Reputation: 1869
I have a program that extracts certain variables from a group of 20 html files. Can someone give me advice on how to loop the program to read all the html files from a directory and print the information in individual json documents?
from bs4 import BeautifulSoup
#opens data file
get_data = open("book1.html",'r').read()
#parses the html
soup = BeautifulSoup(get_data)
# finds title and author
title = soup.find("span", id="btAsinTitle")
author = title.find_next("a", href=True)
# finds price
for definition in soup.findAll('span', {"class":'bb_price'}):
definition = definition.renderContents()
#finds ISBN, Shipping Weight, Product Dimensions
print soup.find('b', text='ISBN-10:').next_sibling
print soup.find('b', text='Shipping Weight:').next_sibling
#prints all the information
print definition
print title.get_text()
print author.get_text()
Upvotes: 1
Views: 1349
Reputation: 44112
To process set of files in some directory:
from glob import glob
fnames = glob("datadir/*.html")
for fname in fnames:
html2json(fname)
Now we need the function html2json, it shall get name of html file and will write json string to a file with the same name as has the html, but with added json extension.
import json
from bs4 import BeautifulSoup
def html2json(fname):
resdct = {}
with open(fname) as f:
soup = BeautifulSoup(f)
title = soup.find("span", id="btAsinTitle")
resdct["title"] = title.get_text()
resdct["author"] = title.find_next("a", href=True).get_text()
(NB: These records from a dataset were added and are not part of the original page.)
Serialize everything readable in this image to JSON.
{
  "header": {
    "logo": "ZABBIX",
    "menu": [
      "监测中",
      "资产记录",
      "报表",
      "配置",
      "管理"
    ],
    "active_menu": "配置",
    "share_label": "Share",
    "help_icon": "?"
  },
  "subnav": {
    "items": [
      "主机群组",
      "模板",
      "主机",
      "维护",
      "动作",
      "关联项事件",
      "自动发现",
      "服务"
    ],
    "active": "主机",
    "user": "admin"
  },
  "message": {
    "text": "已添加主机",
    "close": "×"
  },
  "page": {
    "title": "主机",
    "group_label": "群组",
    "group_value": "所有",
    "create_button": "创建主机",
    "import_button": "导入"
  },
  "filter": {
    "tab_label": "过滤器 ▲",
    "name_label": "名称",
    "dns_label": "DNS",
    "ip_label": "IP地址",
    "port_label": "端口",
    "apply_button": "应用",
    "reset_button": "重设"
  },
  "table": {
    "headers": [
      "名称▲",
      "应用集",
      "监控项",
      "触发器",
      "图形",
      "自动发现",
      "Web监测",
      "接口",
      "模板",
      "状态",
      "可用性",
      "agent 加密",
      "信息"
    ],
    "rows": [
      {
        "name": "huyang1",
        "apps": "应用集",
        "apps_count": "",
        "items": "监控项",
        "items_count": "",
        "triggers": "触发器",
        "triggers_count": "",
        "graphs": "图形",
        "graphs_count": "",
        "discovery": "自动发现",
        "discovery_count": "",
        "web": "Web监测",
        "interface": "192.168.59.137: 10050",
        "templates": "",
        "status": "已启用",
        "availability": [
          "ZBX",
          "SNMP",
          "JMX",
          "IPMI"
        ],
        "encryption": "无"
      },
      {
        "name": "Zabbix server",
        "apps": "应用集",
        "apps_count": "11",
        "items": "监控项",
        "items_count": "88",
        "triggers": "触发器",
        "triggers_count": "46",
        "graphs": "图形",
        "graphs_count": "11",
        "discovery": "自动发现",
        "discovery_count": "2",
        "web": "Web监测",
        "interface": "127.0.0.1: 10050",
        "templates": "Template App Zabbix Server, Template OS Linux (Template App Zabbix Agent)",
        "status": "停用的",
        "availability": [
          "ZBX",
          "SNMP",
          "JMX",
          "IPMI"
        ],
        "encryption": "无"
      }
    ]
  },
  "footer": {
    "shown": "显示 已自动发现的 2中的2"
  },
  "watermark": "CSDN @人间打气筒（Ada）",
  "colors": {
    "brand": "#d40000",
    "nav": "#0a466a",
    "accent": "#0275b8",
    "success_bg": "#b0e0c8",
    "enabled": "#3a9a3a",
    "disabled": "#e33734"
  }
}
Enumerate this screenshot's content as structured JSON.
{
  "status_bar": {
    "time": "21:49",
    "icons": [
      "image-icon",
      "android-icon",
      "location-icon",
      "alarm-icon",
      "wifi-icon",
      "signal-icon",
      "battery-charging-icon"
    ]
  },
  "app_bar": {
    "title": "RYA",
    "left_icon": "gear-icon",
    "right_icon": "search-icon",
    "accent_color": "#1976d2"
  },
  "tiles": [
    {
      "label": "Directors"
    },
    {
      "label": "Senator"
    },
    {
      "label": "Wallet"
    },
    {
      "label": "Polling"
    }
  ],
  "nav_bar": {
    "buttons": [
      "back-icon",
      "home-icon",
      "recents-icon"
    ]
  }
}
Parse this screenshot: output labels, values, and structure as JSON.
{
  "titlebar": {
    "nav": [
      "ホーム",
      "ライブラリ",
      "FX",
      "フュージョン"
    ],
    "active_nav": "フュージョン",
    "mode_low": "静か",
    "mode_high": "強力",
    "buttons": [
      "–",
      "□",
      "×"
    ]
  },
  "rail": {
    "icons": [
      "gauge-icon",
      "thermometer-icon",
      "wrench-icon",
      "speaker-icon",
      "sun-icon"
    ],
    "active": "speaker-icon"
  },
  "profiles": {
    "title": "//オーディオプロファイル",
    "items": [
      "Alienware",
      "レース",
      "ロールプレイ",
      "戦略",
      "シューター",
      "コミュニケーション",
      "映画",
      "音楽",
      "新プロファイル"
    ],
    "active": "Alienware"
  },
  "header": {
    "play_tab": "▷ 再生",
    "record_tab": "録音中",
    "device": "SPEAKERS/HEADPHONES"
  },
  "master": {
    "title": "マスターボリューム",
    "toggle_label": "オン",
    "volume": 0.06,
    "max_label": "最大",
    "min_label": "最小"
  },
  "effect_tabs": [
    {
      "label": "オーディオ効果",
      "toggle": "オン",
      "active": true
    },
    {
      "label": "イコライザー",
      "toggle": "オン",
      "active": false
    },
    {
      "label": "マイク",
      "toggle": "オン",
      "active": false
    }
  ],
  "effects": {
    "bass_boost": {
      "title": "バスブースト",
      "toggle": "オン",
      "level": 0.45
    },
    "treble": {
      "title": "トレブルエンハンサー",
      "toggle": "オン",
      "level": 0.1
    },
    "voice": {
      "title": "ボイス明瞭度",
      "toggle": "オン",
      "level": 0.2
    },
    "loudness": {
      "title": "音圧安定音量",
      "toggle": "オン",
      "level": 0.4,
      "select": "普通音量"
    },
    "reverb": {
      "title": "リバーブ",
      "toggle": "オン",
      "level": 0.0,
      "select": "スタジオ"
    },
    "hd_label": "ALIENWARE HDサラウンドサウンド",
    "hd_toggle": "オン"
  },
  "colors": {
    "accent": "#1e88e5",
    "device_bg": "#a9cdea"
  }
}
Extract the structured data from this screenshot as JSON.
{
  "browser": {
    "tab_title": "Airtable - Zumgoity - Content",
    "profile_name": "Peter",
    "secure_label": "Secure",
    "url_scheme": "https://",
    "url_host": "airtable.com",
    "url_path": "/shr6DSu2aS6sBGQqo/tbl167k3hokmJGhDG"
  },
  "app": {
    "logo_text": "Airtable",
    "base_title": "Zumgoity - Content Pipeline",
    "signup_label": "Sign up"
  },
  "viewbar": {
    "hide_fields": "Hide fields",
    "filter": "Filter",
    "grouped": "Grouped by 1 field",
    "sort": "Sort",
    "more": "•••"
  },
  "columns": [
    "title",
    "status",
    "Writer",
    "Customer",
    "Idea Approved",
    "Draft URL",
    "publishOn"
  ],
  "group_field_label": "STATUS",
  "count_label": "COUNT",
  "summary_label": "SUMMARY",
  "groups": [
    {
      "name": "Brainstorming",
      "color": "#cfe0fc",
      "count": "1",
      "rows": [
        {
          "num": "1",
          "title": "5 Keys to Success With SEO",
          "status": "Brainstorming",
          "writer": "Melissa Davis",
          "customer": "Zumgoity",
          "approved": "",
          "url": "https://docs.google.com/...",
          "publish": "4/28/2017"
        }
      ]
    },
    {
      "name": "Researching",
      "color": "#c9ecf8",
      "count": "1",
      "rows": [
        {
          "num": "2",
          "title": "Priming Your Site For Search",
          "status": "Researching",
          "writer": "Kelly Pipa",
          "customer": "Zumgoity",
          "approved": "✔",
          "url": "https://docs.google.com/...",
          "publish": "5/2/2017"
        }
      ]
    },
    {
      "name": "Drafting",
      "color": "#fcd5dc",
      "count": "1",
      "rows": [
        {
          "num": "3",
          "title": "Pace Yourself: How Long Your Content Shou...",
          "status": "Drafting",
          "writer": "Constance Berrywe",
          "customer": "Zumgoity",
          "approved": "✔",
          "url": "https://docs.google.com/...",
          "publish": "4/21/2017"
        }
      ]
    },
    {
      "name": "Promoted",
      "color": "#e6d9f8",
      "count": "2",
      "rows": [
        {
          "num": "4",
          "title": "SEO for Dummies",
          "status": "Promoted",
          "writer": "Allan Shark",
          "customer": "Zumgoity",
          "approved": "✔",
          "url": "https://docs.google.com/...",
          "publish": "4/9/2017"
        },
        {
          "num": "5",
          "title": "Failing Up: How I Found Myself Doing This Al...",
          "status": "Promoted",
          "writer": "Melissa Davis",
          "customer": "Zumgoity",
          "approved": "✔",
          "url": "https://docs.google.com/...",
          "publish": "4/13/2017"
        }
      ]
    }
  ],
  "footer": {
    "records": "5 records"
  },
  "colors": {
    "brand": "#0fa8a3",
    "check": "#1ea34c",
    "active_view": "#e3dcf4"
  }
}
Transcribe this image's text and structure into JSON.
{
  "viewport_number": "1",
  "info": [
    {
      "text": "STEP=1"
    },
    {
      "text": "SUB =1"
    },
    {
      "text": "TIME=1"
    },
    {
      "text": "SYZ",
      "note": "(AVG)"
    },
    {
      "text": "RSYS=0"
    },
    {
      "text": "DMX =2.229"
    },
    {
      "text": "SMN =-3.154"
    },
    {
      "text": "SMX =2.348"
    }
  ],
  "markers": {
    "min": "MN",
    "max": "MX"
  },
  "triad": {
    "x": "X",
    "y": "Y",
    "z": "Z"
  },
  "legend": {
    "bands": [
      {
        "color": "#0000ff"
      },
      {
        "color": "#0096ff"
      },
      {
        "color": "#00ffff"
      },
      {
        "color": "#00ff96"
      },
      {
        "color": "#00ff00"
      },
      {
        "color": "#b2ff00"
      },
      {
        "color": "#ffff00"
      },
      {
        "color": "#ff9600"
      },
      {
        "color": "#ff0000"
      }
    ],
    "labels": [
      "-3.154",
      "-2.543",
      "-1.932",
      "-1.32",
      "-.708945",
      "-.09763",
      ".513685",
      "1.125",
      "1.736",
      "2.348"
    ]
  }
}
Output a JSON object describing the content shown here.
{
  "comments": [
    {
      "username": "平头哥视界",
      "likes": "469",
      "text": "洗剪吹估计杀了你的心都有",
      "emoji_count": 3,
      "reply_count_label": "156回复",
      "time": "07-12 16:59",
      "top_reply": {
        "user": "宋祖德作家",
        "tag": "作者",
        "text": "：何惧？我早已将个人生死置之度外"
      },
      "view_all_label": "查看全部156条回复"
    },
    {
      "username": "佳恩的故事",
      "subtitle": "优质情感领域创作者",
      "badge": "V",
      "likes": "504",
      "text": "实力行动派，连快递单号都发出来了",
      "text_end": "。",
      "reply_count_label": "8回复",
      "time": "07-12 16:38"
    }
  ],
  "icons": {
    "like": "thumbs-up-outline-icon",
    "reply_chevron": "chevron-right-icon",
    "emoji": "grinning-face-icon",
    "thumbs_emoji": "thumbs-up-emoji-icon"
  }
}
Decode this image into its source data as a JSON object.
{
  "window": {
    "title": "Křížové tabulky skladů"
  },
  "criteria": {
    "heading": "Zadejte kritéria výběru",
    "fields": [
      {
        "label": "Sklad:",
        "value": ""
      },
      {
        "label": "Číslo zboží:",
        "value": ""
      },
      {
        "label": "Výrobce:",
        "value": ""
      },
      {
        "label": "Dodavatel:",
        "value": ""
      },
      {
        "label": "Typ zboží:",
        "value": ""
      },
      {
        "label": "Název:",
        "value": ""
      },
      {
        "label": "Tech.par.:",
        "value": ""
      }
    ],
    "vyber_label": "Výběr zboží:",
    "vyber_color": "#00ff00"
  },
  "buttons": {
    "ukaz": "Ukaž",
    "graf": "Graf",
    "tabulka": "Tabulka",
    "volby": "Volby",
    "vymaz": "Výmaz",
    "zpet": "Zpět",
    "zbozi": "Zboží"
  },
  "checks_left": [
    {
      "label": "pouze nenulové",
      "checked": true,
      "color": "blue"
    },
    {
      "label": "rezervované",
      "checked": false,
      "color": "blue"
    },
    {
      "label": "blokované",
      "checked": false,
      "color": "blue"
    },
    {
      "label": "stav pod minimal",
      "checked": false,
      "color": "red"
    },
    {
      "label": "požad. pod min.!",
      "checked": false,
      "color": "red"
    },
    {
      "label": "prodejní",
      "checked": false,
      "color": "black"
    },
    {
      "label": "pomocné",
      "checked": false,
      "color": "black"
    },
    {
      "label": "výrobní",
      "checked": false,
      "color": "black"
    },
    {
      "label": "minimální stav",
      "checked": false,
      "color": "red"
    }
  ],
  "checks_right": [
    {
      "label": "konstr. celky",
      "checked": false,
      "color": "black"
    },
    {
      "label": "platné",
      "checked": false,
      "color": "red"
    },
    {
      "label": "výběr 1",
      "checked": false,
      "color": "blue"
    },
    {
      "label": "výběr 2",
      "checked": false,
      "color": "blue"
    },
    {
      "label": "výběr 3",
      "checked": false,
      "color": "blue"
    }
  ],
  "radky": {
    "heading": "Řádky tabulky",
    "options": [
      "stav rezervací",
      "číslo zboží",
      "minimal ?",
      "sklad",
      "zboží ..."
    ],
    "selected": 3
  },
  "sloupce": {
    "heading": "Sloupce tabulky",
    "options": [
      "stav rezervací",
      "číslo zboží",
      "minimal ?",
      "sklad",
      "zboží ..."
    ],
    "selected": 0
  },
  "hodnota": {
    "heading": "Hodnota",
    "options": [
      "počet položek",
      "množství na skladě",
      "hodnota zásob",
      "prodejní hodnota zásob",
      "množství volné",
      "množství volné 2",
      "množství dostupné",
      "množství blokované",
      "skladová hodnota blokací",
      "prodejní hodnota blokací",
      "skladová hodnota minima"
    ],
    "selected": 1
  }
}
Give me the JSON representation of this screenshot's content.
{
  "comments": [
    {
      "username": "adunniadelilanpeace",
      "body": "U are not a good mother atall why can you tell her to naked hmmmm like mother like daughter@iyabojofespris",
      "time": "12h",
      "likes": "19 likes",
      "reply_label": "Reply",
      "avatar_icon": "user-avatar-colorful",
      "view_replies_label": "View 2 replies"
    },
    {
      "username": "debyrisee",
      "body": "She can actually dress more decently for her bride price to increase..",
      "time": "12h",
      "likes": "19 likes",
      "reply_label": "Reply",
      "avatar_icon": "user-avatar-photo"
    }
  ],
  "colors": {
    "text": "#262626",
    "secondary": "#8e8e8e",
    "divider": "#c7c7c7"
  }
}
resdct["isbn"] = soup.find('b', text='ISBN-10:').next_sibling.get_text()
resdct["weight"] = soup.find('b', text='Shipping Weight:').next_sibling.get_text()
outfname = fname + ".json"
with open(outfname, "w") as f:
json.dump(resdct, f)
Upvotes: 2
Reputation: 473873
You can use glob.iglob
to loop through all html
files in a directory. For every filename, pass the file-like object to the BeautifulSoup
constructor, get the elements you need and construct a dictionary:
import glob
from bs4 import BeautifulSoup
for filename in glob.iglob('*.html'):
with open(filename) as f:
soup = BeautifulSoup(f)
title = soup.find("span", id="btAsinTitle")
author = title.find_next("a", href=True)
isbn = soup.find('b', text='ISBN-10:').next_sibling
weight = soup.find('b', text='Shipping Weight:').next_sibling
print {'title': title.get_text(),
'author': author.get_text(),
'isbn': isbn,
'weight': weight}
Upvotes: 2